Quais as principais necessidades da educação que, na sua avaliação, deveriam ser atendidas pelos governos que serão eleitos neste ano?

Não adiantaria fazer recomendações: os três candidatos com chances de vencer a eleição presidencial fizeram uma aliança de classe com os setores dominantes, incorporaram o projeto neoliberal de educação como serviço e não irão alterar a lógica esboçada acima. A alternativa está nas lutas da classe trabalhadora. O Encontro Nacional de Educação, realizado com êxito em agosto de 2014, reunindo mais de 2,3 mil militantes, é um promissor ponto de partida para lutas massivas em prol da educação pública. Mas precisa ser ampliado e enraizado nas lutas sociais.

O objetivo inicial é retirar a educação pública das mãos do capital, lutando para que os 10% do PIB para a educação pública seja aplicado imediata e exclusivamente na educação pública, extinguindo as parcerias público-privadas que vêm erodindo o sentido público da educação. Com efeito, a despeito do discurso em voga nos governos e em setores reacionários da academia, não é verdade que o país gasta muito em educação, mas as verbas são mal aplicadas. O gasto por estudante no Brasil é dramaticamente abaixo dos países da OCDE, bem menos de 1/3 daqueles países. Os docentes e demais trabalhadores da educação não possuem uma carreira digna, o piso salarial, vergonhoso, sequer é assegurado pelos estados e municípios, pois a lei que o criou é imprecisa, facilitando o seu desrespeito.
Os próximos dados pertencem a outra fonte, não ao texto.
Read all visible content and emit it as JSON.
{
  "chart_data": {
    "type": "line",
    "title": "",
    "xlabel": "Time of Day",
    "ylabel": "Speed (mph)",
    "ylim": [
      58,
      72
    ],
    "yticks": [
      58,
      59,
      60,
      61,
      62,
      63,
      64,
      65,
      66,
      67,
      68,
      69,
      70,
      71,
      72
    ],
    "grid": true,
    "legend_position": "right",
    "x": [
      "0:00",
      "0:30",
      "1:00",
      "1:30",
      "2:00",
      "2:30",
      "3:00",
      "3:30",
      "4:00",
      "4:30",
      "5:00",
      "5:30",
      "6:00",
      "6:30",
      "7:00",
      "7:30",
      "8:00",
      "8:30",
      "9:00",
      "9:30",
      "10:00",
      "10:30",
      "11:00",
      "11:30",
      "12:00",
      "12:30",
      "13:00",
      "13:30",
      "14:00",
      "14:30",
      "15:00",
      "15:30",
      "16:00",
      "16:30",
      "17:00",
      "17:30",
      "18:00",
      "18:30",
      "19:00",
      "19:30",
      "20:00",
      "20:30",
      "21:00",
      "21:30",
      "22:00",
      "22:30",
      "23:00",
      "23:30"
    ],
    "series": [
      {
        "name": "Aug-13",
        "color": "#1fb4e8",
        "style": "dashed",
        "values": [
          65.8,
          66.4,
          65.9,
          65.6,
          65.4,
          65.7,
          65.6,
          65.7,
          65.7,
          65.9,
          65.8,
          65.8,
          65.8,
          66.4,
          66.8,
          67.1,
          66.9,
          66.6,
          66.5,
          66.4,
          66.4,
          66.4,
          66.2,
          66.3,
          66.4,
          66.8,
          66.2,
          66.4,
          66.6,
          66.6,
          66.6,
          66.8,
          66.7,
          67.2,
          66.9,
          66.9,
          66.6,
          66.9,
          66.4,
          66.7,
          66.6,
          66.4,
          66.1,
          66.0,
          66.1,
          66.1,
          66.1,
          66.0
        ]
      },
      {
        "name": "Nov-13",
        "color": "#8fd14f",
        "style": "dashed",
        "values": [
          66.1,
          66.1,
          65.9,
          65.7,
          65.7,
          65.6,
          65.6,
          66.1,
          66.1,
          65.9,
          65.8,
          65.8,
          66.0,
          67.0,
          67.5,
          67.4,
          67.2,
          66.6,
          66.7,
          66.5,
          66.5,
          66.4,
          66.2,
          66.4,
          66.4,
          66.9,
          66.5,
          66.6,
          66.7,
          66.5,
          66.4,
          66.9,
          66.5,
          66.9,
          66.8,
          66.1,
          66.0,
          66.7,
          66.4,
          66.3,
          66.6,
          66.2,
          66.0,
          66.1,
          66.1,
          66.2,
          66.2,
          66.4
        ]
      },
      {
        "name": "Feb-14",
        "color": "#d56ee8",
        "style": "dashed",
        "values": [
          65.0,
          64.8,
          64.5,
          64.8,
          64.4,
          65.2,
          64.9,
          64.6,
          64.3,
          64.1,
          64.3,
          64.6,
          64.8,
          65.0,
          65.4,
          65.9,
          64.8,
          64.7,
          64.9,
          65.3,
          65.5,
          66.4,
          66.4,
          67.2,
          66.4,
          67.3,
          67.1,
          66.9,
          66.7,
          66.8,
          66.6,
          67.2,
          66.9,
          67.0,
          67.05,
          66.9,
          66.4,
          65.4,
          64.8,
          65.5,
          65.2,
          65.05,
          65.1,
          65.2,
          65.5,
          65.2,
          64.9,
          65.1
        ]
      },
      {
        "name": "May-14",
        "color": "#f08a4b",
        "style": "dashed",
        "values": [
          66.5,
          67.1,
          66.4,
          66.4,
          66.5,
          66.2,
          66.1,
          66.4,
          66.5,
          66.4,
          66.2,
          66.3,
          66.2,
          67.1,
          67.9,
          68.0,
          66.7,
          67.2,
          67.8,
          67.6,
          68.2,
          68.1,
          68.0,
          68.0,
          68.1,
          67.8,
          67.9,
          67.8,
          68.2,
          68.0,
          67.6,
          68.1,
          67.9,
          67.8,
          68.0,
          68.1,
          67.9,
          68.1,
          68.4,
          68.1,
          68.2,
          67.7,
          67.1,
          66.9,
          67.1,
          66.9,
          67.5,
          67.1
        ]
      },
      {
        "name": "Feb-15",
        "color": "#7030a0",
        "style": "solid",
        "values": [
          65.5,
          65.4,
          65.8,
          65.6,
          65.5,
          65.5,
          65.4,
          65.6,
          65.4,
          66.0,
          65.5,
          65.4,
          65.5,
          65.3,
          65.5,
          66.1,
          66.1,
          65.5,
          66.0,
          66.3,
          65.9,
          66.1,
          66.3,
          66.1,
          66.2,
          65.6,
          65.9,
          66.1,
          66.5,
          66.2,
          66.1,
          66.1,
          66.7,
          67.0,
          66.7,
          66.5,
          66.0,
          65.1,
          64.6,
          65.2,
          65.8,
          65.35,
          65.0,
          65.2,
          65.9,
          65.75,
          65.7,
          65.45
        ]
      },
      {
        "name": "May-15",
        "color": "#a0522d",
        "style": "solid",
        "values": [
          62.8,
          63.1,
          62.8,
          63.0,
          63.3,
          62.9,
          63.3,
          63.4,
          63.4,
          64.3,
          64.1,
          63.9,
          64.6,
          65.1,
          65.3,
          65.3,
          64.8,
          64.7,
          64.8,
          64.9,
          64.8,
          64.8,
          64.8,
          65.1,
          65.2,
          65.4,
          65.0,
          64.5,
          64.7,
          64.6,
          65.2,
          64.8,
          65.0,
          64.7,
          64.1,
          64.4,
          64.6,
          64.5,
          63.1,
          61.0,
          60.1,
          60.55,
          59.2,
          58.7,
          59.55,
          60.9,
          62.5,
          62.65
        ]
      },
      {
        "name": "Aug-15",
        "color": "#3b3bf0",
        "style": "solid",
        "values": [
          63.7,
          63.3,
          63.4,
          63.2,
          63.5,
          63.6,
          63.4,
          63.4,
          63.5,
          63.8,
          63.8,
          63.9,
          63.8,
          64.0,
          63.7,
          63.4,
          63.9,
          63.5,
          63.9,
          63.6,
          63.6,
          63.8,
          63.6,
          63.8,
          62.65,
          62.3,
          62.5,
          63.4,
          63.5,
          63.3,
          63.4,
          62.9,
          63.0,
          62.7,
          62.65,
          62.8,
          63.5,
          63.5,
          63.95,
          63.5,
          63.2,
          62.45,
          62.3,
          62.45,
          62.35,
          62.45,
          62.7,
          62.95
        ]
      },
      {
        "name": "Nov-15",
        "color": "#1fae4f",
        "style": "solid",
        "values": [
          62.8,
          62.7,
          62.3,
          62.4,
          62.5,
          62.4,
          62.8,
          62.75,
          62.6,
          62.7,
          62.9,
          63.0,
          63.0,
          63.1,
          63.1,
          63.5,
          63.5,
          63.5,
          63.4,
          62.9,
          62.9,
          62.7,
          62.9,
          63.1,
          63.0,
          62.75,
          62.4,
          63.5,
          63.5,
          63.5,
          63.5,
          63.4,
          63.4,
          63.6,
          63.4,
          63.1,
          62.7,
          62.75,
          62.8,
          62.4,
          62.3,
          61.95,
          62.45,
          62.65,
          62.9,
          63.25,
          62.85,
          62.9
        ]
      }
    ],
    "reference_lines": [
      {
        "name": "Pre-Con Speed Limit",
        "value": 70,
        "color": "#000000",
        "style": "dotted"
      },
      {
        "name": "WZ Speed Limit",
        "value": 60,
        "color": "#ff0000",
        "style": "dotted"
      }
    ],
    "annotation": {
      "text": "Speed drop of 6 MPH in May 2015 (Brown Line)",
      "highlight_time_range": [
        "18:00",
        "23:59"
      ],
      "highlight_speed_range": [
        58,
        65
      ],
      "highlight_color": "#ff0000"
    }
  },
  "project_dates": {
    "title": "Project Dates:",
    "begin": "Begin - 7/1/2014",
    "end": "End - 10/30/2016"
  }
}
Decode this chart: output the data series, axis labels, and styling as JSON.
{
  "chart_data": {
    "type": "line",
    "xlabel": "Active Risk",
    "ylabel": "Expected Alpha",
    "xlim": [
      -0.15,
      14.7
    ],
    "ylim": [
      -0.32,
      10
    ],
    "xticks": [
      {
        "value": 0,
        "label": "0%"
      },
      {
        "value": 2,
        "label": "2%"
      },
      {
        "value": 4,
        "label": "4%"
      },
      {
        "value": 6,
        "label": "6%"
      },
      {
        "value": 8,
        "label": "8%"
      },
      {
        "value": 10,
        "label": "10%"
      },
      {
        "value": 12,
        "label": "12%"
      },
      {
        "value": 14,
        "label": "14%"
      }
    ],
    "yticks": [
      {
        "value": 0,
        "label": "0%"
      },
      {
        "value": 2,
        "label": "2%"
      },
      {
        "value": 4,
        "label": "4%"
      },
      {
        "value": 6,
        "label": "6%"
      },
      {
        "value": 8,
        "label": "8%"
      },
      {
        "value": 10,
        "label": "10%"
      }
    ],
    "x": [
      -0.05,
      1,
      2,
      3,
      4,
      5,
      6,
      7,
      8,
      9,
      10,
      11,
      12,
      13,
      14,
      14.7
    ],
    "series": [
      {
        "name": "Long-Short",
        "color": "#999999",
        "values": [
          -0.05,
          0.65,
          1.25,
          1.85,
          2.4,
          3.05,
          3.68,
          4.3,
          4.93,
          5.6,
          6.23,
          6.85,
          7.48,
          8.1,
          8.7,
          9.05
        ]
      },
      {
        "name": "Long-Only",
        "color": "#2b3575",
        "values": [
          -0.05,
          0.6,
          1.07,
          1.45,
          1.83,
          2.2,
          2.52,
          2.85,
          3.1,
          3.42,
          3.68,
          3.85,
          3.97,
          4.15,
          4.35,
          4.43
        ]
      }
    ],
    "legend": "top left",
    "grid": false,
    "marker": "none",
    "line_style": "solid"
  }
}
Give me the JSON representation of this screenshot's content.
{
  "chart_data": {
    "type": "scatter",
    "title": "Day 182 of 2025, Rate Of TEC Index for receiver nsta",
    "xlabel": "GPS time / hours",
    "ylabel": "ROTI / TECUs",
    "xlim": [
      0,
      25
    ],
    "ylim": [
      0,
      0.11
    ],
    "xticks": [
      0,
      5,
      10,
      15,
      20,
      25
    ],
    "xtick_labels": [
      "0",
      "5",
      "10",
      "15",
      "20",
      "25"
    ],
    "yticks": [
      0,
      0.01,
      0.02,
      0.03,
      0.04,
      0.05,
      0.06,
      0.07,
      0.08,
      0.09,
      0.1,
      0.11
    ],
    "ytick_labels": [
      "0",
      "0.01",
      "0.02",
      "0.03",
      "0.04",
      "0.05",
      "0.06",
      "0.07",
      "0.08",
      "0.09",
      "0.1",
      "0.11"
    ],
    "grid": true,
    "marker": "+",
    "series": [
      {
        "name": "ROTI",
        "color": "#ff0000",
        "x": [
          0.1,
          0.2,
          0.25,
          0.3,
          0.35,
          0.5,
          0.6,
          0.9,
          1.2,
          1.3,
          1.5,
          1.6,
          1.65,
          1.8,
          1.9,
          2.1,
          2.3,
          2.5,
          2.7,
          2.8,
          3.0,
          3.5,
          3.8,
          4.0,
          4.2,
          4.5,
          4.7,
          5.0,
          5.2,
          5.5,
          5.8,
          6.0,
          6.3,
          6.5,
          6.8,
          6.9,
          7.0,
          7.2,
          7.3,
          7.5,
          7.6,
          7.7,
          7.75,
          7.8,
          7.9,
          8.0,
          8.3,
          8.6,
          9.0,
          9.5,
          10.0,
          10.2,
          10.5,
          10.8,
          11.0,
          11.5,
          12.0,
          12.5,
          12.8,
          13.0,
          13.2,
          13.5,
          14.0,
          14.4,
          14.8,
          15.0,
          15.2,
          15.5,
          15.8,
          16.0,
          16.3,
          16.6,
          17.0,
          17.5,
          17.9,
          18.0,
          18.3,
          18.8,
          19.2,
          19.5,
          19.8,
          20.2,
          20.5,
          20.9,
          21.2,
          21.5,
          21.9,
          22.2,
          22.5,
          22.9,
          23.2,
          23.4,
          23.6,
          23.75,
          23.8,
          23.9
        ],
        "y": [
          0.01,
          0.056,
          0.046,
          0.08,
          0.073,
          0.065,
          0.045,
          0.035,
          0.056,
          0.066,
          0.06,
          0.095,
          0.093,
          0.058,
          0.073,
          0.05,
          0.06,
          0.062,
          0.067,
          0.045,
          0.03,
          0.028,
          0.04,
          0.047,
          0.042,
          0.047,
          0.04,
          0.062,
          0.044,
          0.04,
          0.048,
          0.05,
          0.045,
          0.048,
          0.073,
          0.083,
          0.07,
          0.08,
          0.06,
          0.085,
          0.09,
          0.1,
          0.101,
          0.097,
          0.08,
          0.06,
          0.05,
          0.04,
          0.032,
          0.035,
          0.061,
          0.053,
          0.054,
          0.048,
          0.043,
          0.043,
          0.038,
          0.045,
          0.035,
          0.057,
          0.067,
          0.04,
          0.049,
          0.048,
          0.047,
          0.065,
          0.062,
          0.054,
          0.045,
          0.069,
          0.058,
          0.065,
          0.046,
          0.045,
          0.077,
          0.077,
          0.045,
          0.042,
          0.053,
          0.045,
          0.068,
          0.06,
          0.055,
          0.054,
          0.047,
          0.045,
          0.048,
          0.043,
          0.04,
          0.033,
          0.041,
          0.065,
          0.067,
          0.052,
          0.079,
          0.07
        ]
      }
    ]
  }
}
Junto com as lutas pelo financiamento público da educação, as lutas não podem deixar de incidir sobre a reivindicação histórica da escola unitária, recusando a disjunção entre os que pensam e os que executam, buscando assegurar uma cultura geral das crianças, jovens e adultos, em todos os níveis, de modo que a educação pública seja um lugar capaz de fomentar a imaginação inventiva - uma condição para que a ordem brutal e destrutiva do capital possa ser desejada e perseguida nas lutas sociais do século XXI.

Entrevista concedida à Viviane Tavares - Escola Politécnica de Saúde Joaquim Venâncio (EPSJV/Fiocruz).